HBO has reportedly enlisted the help of both the Federal Bureau of Investigation and cybersecurity firm Mandiant following a recent hack involving Game of Thrones and other network properties. The breach is now believed to also consist of employee emails and is being described as potentially more damaging than the 2014 Sony hack, Slash Film reported Wednesday.
Meanwhile, a report from hacking news provider HackRead claims that episodes 3 and 4 of the current season of Game of Thrones have been uploaded. The piece also alleges that hackers uploaded multiple episodes of Ballers, Barry (which isn't set to debut until next year), Room 104, and a single episode of Insecure. The veracity of these reports has not been verified. If you're here looking for a link to download all of this, then you're an asshole.
In their statement Monday on the breach, HBO didn't confirm specifics regarding which shows had been targeted. "HBO recently experienced a cyber incident, which resulted in the compromise of proprietary information," a spokesperson told Entertainment Weekly. "We immediately began investigating the incident and are working with law enforcement and outside cybersecurity firms."
Variety reported Wednesday that hackers had also obtained "thousands" of internal company documents, including personal information related to a senior HBO exec. An estimated 1.5 terabytes of data has reportedly been compromised. If that number is accurate, that would make the HBO hack approximately seven times bigger than the Sony breach.

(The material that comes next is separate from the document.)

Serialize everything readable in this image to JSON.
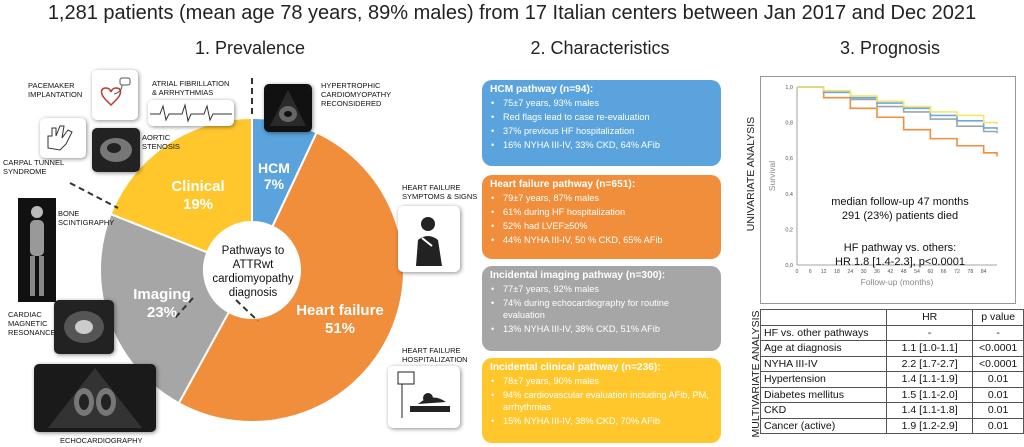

Caught in the middle of the 2014 Sony hack was Seth Rogen and Evan Goldberg's The Interview, a film comically depicting a fictional assassination of North Korean leader Kim Jong-un. Though the controversy would ultimately result in the cancelation of a wide theatrical release for the Sony feature, the film—starring Role and James Franco—later became the studio's most successful digital release. As of March of this year, The Interview still stands as the best-selling movie in Google Play history.